Indeed, there is no how one can sustain services export without being seen around the world on the net. Supporting hosting of web pages and sites, maintaining or paying for yearly use of bandwidths, or hotspots is imperative in this divide. We, therefore, advocate for an incentive to cater for this crucial need, which is very difficult for women in service trade and export to maintain. ICT has large spillover effects on service export, and can serve as a major catalyst in transforming non tradable services into tradable and exportable services. Incentives to aid reduce cost on telecommunications and internet access is a key context for support in this area.
- CAPACITY BUILDING/TRAINING/HUMAN RESOURCE DEVELOPMENT INCENTIVES:
There is still inadequate understanding of what trade in services and services export are all over Nigeria. This flaw has been a major wage to its rapid growth and development. NNWES has on its own, tried severally to educate Nigerians both in public and private sectors on what constitutes such, and how to tap into the numerous benefits and opportunities that abound in the sector. Yet, the cost imperatives of building the capacity of participants is too huge and difficult to settle.
Increase in awareness of what trade in services is, what service export is, how to export, and how to source for markets as well as the numerous opportunities that abound in the sector is highly essential. This will no doubt, help service exporters possess ownership-specific assets in knowledge, technology, organization management and marketing skills. We, herein, too, advocate extensively, for a broad based incentive for Capacity Building of Women, Youths and SME Operators particularly in this sector. The incentive will help broaden their horizon on the field, equip them with the necessary resources that will strengthen their knowledge and skills which are required for success in international markets on services. The capacity building can amongst the suggested areas above, also involve group and individualized counseling and advocacy; training programs on subjects such as modes of service exports, service export documentations, service export controls, the basic exporting regulations, et cetera.

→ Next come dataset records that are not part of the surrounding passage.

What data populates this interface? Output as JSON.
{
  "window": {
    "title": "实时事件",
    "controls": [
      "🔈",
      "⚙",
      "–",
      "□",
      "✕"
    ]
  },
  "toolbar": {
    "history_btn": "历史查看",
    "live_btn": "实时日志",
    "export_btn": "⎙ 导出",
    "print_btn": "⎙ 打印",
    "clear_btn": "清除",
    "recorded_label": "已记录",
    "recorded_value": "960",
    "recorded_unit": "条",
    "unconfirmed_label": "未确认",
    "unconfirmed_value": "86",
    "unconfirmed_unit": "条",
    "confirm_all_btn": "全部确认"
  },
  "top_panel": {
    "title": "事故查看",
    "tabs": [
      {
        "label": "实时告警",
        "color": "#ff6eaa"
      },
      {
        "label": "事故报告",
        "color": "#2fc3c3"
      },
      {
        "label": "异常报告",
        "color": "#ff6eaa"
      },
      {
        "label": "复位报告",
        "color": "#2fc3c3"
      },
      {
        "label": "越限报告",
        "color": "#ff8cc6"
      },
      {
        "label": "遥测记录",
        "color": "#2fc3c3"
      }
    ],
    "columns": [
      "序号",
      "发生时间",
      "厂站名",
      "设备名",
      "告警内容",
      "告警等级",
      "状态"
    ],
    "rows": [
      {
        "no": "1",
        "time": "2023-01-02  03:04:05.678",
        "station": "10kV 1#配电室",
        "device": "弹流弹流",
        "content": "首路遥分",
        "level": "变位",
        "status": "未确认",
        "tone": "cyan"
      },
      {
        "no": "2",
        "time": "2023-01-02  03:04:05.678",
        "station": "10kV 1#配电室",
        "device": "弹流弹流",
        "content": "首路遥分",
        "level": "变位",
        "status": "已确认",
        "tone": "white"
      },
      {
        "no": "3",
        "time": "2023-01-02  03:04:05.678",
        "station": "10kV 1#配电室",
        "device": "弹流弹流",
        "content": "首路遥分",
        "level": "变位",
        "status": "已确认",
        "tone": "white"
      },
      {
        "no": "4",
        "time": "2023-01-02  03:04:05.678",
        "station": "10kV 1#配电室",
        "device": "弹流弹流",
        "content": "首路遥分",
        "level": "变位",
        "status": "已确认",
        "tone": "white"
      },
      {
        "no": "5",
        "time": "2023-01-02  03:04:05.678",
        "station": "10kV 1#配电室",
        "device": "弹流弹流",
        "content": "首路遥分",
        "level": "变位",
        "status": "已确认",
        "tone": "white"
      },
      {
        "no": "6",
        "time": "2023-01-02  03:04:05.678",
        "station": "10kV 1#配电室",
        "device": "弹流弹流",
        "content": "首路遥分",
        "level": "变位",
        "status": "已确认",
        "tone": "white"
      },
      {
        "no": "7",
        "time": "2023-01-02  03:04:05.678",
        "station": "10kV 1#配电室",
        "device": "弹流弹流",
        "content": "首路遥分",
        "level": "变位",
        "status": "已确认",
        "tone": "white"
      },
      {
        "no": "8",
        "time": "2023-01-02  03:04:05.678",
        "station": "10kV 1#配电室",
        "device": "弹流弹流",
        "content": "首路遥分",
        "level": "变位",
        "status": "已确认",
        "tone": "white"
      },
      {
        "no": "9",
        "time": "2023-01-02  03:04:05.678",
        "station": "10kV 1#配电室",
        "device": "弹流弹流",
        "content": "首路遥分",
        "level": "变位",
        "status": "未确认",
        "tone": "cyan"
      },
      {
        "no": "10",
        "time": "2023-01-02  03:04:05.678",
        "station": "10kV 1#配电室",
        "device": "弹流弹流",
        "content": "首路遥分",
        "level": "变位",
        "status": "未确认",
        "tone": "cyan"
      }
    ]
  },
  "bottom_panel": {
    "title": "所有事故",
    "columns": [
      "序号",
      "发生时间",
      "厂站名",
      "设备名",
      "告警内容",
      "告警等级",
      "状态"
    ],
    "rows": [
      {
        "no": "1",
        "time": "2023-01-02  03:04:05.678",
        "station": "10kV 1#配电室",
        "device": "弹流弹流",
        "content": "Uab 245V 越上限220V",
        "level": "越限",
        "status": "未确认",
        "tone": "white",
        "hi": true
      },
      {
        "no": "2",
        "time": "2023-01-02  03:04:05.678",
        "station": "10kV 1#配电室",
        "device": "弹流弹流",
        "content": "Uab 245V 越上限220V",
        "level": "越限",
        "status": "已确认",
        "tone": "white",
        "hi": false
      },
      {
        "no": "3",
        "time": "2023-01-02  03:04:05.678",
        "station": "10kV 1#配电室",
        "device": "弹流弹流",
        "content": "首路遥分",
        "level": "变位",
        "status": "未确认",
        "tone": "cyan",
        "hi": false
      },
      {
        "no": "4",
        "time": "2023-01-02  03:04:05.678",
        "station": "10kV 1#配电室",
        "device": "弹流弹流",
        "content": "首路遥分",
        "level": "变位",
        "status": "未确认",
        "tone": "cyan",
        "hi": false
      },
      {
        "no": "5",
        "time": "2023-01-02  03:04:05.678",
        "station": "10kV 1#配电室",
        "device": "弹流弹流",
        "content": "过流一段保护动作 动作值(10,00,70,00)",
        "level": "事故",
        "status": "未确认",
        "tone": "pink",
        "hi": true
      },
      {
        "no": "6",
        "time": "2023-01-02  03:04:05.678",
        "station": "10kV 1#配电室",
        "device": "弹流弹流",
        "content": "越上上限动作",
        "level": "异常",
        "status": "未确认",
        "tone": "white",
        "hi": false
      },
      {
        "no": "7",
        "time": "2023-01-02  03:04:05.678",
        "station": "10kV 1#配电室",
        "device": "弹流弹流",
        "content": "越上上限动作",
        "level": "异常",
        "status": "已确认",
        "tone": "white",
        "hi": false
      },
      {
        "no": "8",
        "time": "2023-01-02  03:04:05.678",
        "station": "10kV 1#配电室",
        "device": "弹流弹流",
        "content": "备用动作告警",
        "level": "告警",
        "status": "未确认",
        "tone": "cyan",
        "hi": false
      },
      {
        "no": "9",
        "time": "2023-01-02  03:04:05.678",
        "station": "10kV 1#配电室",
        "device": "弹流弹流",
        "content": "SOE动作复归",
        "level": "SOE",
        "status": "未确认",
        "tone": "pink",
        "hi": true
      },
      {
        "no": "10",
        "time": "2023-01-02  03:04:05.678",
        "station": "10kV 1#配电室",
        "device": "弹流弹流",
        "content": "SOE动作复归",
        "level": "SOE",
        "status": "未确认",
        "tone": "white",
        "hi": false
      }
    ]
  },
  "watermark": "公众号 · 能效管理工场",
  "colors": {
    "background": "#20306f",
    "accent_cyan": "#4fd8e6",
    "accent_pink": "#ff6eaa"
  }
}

- DRAW-BACK FOR EXPORT EXPANSION PURPOSES/EXEMPTION OF INCOME TAX IN RESPECT OF VALUE OF INCREASED SERVICES EXPORTS AND IN RESPECT OF MACHINERIES AND PROPERTIES:
There should be an exemption incentive which should be made available for persons who export services. Service exporters who export to foreign clients should be exempted from the payment of income tax in respect of a particular percentage of the export value of increased exports. In this case, the difference of the value of the qualifying services exported in the basic period and that of the immediately preceding basic period could be calculated and tax exemption granted on a determined percentage of the increased value. This can grow international services trade.
Further to the above, there should be incentives in the form of duty free importation of machinery, equipment (Computers and accessories), spare-parts and materials to aid services trade. In other words, tax credits for investment in the service sector, property tax exemptions, sales tax rebates, and exemptions from excise taxes (like VAT), and customs duty on import are important.
In general, if all these are critically considered for inclusion in the Basket of Incentives by the Technical Committee, and if they are subsequently approved and included in the Nigeria’s Basket of Incentives, we shall be certain that the benefits will not only be for the Women in Services Export, but equally for the generality of Nigerians engaging in trade in services and export. In turn, there will be ample job creation, poverty reduction and possible eradication, and huge economic growth for all, leaving no one behind.
Submissions made by:
BARR. NKIRU JOY OKPALA,
Nigerian Network of Women Exporters of Services (NNWES).